2. Penyerahan Barang Kena Pajak untuk
jaminan utang-piutang.
3. Penyerahan Barang Kena Pajak dari
pusat ke cabang atau sebaliknya dan penyerahan Barang Kena Pajak antarcabang,
dalam hal Pengusaha Kena Pajak tersebut telah memperoleh izin pemusatan tempat
pajak terutang
4. Pengalihan Barang Kena Pajak dalam
rangka penggabungan, peleburan, pemekaran, pemecahan, dan pengambilalihan usaha
dengan syarat pihak yang melakukan pengalihan dan yang menerima pengalihan
adalah Pengusaha Kena Pajak.
5. Barang Kena Pajak berupa aktiva yang
menurut tujuan semula tidak untuk diperjualbelikan, yang masih tersisa pada
saat pembubaran perusahaan, dan yang Pajak Masukan atas perolehannya tidak
dapat dikreditkan.
G. OBJEK PAJAK PERTAMBAHAN NILAI DAN SUBJEK
PAJAK PPN
·
Objek
Pajak Pertambahan Nilai
PPN dikenakan atas :
1. Penyerahan BKP di dalam Daerah
Pabean yang dilakukan oleh Pengusaha.
Syarat-syaratnya adalah :
·
Barang
berwujud yang diserahkan merupakan BKP
·
Barang
tidak berwujud yang diserahkan merupakan BKP Tidak Berwujud
·
Penyerahan
dilakukan di dalam Daerah Pabean
·
Penyerahan
dilakukan dalam rangka kegiatan usaha atau pekerjaannya
2. Impor BKP
3. Penyerahan JKP di dalam Daerah
Pabean yang dilakukan oleh pengusaha.
Syarat-syaratnya adalah :
·
Jasa
yang diserahkan merupakan JKP
·
Penyerahan
dilakukan di dalam Daerah Pabean
·
Penyerahan
dilakukan dalam rangka kegiatan usaha atau pekerjaannya
4. Pemanfaatan BKP Tidak Berwujud dari
luar Daerah Pabean di dalam Daerah Pabean
5. Pemanfaatan JKP dari luar Daerah
Pabean di dalam Daerah Pabean
6. Ekspor BKP Berwujud oleh Pengusaha
Kena Pajak
7. Ekspor BKP Tidak Berwujud oleh
Pengusaha Kena Pajak
8. Kegiatan membangun sendiri yang
dilakukan tidak dalam kegiatan usaha atau pekerjaan oleh orang pribadi atau
badan yang hasilnya digunakan sendiri atau digunakan pihak lain.

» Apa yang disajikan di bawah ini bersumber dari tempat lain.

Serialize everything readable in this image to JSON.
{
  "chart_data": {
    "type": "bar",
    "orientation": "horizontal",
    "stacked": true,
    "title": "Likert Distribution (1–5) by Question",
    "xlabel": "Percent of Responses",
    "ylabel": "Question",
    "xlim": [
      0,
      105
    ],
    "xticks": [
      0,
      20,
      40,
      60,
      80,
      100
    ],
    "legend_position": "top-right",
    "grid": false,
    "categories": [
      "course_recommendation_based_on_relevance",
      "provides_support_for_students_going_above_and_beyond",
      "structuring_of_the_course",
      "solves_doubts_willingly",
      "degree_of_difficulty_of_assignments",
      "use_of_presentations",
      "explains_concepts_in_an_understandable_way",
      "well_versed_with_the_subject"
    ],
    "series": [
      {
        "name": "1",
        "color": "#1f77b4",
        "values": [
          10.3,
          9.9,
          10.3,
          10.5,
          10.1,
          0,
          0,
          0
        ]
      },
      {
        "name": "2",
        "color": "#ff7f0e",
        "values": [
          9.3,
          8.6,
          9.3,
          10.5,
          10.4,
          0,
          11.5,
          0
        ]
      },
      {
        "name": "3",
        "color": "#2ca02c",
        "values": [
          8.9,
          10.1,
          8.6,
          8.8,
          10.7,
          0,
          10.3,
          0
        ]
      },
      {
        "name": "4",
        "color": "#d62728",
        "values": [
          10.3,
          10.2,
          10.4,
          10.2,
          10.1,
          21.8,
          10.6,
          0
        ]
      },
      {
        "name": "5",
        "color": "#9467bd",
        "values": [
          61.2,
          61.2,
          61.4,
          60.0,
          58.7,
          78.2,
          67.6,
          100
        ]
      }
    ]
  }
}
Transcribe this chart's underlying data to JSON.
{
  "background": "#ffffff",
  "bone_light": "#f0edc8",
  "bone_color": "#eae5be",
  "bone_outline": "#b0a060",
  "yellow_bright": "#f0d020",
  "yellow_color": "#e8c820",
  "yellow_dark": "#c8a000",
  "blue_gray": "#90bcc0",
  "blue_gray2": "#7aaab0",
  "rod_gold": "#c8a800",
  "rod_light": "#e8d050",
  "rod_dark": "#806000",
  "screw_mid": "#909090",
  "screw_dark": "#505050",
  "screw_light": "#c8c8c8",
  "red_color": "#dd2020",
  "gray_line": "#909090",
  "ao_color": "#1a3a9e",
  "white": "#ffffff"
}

9. Penyerahan PKP berupa aktiva yang
menurut tujuan semula tidak untuk diperjualbelikan oleh PKP, kecuali atas
penyerahan aktiva yang Pajak Masukannya tidak dapat dikreditkan.
·
Subjek Pajak PPN
Subjek pajak PPN adalah Pengusaha
Kena Pajak.
Pengusaha Kena Pajak adalah
pengusaha yang:
a.
Mempunyai omset > 600 juta setahun.
b.
Pengusaha yang menyerahkan (memperdagangkan) JKP/BKP.
c.
Barang berwujud berupa barang bergerak maupun tidak bergerak dan barang tidak
berwujud yang dikenai pajak berdasarkan UU. JKP adalah setiap kegiatan
pelayanan termasuk jasa yang dilakukan untuk menghasilkan barang karena pesanan
atau permintaan dengan bahan dan petunjuk dari pemesanan yang dikenai pajak
berdasarkan UU.
d.
Pengusaha kecil yang mendaftar atau mengukuhkan dirinya sebagai Pengusaha Kena
Pajak.Contoh pengusaha kena pajak diantaranya:
a. Pabrikan;
b. Importir;
c. Agen utama;
d. Pedagang besar;
e. Pengusaha jasa;
f. Pemegang hak paten,
merk dagang, hak cipta;
g. Pedagang eceran atau
pengusaha kecil.
H. PAJAK PENJUALAN ATAS BARANG MEWAH
(PPn BM)
PPnBM merupakan pajak atas
Penyerahan Barang Kena Pajak yang tergolong mewah yang dilakukan oleh pengusaha
yang menghasilkan barang tersebut di dalam Daerah Pabean dalam kegiatan usaha
atau pekerjaannya atau impor Barang Kena Pajak yang tergolong mewah.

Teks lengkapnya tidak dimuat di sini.